De acordo com o papel, o sistema da tomada do ferro nas plantas é regulado por uma cascata das actividades, muitas de que foram descobertos pelo laboratório do Guerinot de Dartmouth. Durante a deficiência de ferro, as plantas alteram a expressão dos genes para aumentar a tomada, a distribuição, e a utilização do ferro.

Quando muito for sabido sobre a resposta à deficiência de ferro em raizes da planta, está sabido pouco sobre o regulamento da resposta da deficiência de ferro nas folhas.

A pesquisa centra-se sobre o “photosystem II,” o complexo da proteína que executa o processo derachadura de fotossíntese que permite que a energia clara seja convertida na energia química nas folhas. De acordo com o papel, o photosystem II é um alvo principal de dano ao cloroplastos nas folhas deficientes do ferro. Cloroplastos; onde a fotossíntese da produção de energia ocorre em uma planta; a loja 90% do ferro na planta sae.

“Muitas estratégias para aperfeiçoar o uso do ferro foram documentadas, mas nós conhecemos razoavelmente pouco sobre os mecanismos de como o cloroplastos se adapta à deficiência de ferro antes deste estudo,” dissemos Garo Akmakjian, um aluno de doutoramento em Dartmouth quando o trabalho foi realizado e autor principal do papel.
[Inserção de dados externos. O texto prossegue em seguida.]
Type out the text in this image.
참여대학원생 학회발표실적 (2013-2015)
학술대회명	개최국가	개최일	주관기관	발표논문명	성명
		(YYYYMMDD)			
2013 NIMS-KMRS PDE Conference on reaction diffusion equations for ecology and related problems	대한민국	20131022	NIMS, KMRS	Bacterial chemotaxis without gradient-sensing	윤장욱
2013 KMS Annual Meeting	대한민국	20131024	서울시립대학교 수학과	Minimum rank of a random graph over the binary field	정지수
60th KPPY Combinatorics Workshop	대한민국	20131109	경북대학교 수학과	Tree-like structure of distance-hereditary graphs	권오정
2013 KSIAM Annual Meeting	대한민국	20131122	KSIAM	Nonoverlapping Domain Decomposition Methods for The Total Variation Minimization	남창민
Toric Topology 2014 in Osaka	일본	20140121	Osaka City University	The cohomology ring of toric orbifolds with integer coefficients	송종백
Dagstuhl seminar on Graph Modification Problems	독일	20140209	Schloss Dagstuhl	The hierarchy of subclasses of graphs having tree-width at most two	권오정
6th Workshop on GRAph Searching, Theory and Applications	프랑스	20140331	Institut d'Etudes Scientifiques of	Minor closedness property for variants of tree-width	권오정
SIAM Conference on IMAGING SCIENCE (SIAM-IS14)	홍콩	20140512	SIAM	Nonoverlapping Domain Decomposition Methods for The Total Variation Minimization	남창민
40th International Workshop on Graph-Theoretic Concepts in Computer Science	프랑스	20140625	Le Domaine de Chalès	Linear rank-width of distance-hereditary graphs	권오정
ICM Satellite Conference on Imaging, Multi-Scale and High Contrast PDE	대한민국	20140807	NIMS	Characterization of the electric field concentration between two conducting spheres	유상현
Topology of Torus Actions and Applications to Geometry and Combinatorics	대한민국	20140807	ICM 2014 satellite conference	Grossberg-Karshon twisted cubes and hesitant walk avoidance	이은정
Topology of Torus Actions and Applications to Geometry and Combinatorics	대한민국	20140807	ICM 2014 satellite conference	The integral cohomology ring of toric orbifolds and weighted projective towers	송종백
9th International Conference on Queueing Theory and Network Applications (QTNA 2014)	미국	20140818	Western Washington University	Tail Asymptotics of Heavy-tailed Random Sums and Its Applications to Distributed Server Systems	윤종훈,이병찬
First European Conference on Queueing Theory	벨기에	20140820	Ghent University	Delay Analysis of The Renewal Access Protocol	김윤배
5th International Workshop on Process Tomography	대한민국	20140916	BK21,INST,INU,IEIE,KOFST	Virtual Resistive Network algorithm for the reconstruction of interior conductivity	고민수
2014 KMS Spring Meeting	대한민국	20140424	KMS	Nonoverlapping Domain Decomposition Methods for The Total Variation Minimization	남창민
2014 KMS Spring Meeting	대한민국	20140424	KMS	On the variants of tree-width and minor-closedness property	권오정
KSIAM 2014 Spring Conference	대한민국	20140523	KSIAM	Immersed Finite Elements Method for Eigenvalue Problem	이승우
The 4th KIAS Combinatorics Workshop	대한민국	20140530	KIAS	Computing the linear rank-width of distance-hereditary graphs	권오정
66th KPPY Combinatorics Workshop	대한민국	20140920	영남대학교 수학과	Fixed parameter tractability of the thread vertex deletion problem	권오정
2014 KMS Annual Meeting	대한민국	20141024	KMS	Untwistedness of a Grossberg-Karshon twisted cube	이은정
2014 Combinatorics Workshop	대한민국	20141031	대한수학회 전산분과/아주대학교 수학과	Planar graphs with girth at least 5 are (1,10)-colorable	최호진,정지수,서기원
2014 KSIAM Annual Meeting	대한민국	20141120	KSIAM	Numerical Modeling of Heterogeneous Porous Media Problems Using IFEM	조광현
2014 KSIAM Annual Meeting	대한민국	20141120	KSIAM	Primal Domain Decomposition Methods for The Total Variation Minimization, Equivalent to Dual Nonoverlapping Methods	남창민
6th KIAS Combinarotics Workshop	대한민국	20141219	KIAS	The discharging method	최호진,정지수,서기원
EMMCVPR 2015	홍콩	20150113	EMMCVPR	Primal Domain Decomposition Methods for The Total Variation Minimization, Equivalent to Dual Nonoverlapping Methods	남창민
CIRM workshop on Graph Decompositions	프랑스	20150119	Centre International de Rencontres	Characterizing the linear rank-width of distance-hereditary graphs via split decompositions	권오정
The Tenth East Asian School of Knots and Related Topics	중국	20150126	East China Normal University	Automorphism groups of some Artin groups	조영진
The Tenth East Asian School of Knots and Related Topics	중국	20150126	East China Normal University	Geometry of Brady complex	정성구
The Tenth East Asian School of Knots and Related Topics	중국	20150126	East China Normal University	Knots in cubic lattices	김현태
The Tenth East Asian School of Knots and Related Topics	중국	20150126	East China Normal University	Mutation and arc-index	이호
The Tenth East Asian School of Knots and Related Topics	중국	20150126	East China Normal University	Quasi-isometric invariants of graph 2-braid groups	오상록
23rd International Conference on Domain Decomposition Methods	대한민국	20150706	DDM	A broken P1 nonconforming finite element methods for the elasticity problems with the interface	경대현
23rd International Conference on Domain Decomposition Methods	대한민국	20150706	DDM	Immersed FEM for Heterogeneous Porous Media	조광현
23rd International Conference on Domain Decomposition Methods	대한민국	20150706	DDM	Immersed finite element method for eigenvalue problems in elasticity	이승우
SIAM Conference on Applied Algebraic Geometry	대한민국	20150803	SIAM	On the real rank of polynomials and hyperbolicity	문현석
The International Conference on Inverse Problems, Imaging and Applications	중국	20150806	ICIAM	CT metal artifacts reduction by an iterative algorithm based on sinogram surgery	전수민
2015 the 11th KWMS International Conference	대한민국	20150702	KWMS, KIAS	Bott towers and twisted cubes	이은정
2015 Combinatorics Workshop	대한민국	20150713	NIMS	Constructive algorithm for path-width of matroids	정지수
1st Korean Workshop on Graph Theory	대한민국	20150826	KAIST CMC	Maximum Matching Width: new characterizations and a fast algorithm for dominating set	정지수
A equipa de investigação reduziu sua investigação seguindo a causa do descoramento luz-induzido da folha que foi observado durante a deficiência de ferro em um mutante que não fizesse a proteína reguladora ILR3. O descoramento geralmente é observado durante do “o esforço destaque” nas plantas e deu aos pesquisadores um indício que estas plantas do mutante eram agora mais sensíveis à luz.
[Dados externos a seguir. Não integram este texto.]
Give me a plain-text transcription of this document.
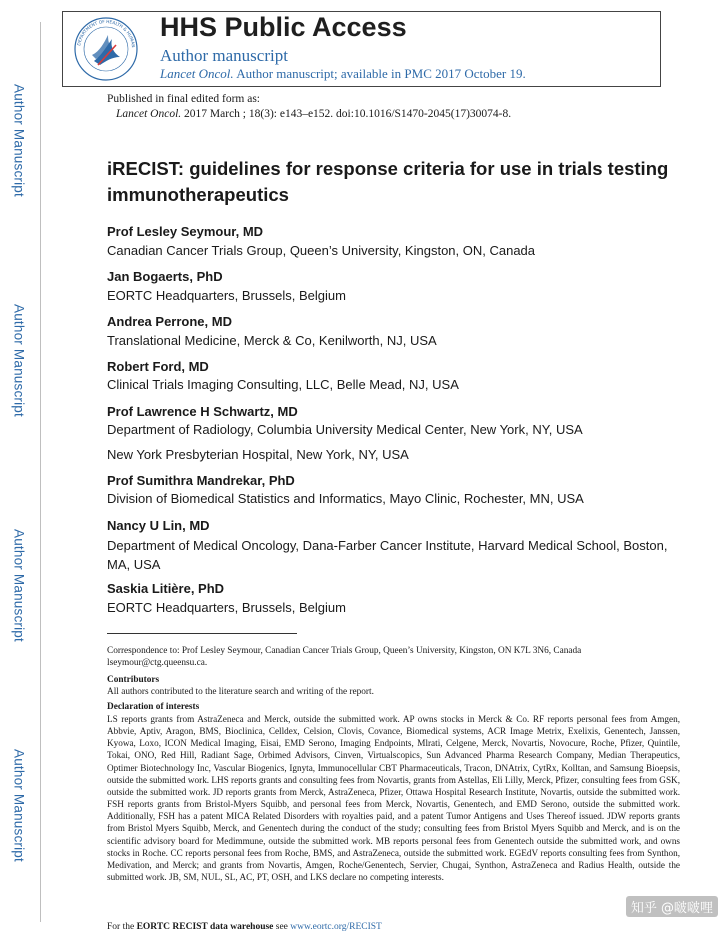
Author Manuscript
Author Manuscript
Author Manuscript
Author Manuscript
DEPARTMENT OF HEALTH & HUMAN
HHS Public Access
Author manuscript
Lancet Oncol. Author manuscript; available in PMC 2017 October 19.
Published in final edited form as:
Lancet Oncol. 2017 March ; 18(3): e143–e152. doi:10.1016/S1470-2045(17)30074-8.
iRECIST: guidelines for response criteria for use in trials testing immunotherapeutics
Prof Lesley Seymour, MD
Canadian Cancer Trials Group, Queen’s University, Kingston, ON, Canada
Jan Bogaerts, PhD
EORTC Headquarters, Brussels, Belgium
Andrea Perrone, MD
Translational Medicine, Merck & Co, Kenilworth, NJ, USA
Robert Ford, MD
Clinical Trials Imaging Consulting, LLC, Belle Mead, NJ, USA
Prof Lawrence H Schwartz, MD
Department of Radiology, Columbia University Medical Center, New York, NY, USA
New York Presbyterian Hospital, New York, NY, USA
Prof Sumithra Mandrekar, PhD
Division of Biomedical Statistics and Informatics, Mayo Clinic, Rochester, MN, USA
Nancy U Lin, MD
Department of Medical Oncology, Dana-Farber Cancer Institute, Harvard Medical School, Boston, MA, USA
Saskia Litière, PhD
EORTC Headquarters, Brussels, Belgium
Correspondence to: Prof Lesley Seymour, Canadian Cancer Trials Group, Queen’s University, Kingston, ON K7L 3N6, Canada lseymour@ctg.queensu.ca.
Contributors
All authors contributed to the literature search and writing of the report.
Declaration of interests
LS reports grants from AstraZeneca and Merck, outside the submitted work. AP owns stocks in Merck & Co. RF reports personal fees from Amgen, Abbvie, Aptiv, Aragon, BMS, Bioclinica, Celldex, Celsion, Clovis, Covance, Biomedical systems, ACR Image Metrix, Exelixis, Genentech, Janssen, Kyowa, Loxo, ICON Medical Imaging, Eisai, EMD Serono, Imaging Endpoints, Mlrati, Celgene, Merck, Novartis, Novocure, Roche, Pfizer, Quintile, Tokai, ONO, Red Hill, Radiant Sage, Orbimed Advisors, Cinven, Virtualscopics, Sun Advanced Pharma Research Company, Median Therapeutics, Optimer Biotechnology Inc, Vascular Biogenics, Ignyta, Immunocellular CBT Pharmaceuticals, Tracon, DNAtrix, CytRx, Kolltan, and Samsung Bioepsis, outside the submitted work. LHS reports grants and consulting fees from Novartis, grants from Astellas, Eli Lilly, Merck, Pfizer, consulting fees from GSK, outside the submitted work. JD reports grants from Merck, AstraZeneca, Pfizer, Ottawa Hospital Research Institute, Novartis, outside the submitted work. FSH reports grants from Bristol-Myers Squibb, and personal fees from Merck, Novartis, Genentech, and EMD Serono, outside the submitted work. Additionally, FSH has a patent MICA Related Disorders with royalties paid, and a patent Tumor Antigens and Uses Thereof issued. JDW reports grants from Bristol Myers Squibb, Merck, and Genentech during the conduct of the study; consulting fees from Bristol Myers Squibb and Merck, and is on the scientific advisory board for Medimmune, outside the submitted work. MB reports personal fees from Genentech outside the submitted work, and owns stocks in Roche. CC reports personal fees from Roche, BMS, and AstraZeneca, outside the submitted work. EGEdV reports consulting fees from Synthon, Medivation, and Merck; and grants from Novartis, Amgen, Roche/Genentech, Servier, Chugai, Synthon, AstraZeneca and Radius Health, outside the submitted work. JB, SM, NUL, SL, AC, PT, OSH, and LKS declare no competing interests.
For the EORTC RECIST data warehouse see www.eortc.org/RECIST
知乎 @啵啵哩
O estudo mostra que as proteínas reguladoras ILR3 e PYE protegem plantas de absorver demasiada luz durante a deficiência de ferro. As mudanças na estrutura interna do cloroplastos sob o controle destas proteínas permitem o reparo do photosystem II, impedindo a produção de espécie reactiva prejudicial do oxigênio.

“Nós encontramos que a luz adicional pode fazer com as folhas descorem e morram durante a deficiência de ferro, mas a actividade de ILR3 e de PYE impede a luz se torne tóxica, permitindo que a fotossíntese ocorra sem o dano de tecido associado em plantas ferro-esfomeados,” disse Akmakjian, agora um pesquisador pos-doctoral no University of California, Riverside.

A equipa de investigação espera que aquela compreender como as plantas se adaptam sua maquinaria fotossintética durante a deficiência de ferro pode conceder a pesquisadores aperfeiçoar o crescimento vegetal nos solos onde o ferro não é bioavailable.

“Com alterações climáticas, onde e como nós crescemos colheitas está mudando,” disse Guerinot. “No futuro, nós não teremos o luxo somente de colheitas crescentes nos solos férteis ricos nos nutrientes e com abundância da água.”

Source:
Journal reference:

Akmakjian, G. Z., et al. (2021) Photoprotection during iron deficiency is mediated by the bHLH transcription factors PYE and ILR3. Proceedings of the National Academy of Sciences. doi.org/10.1073/pnas.2024918118.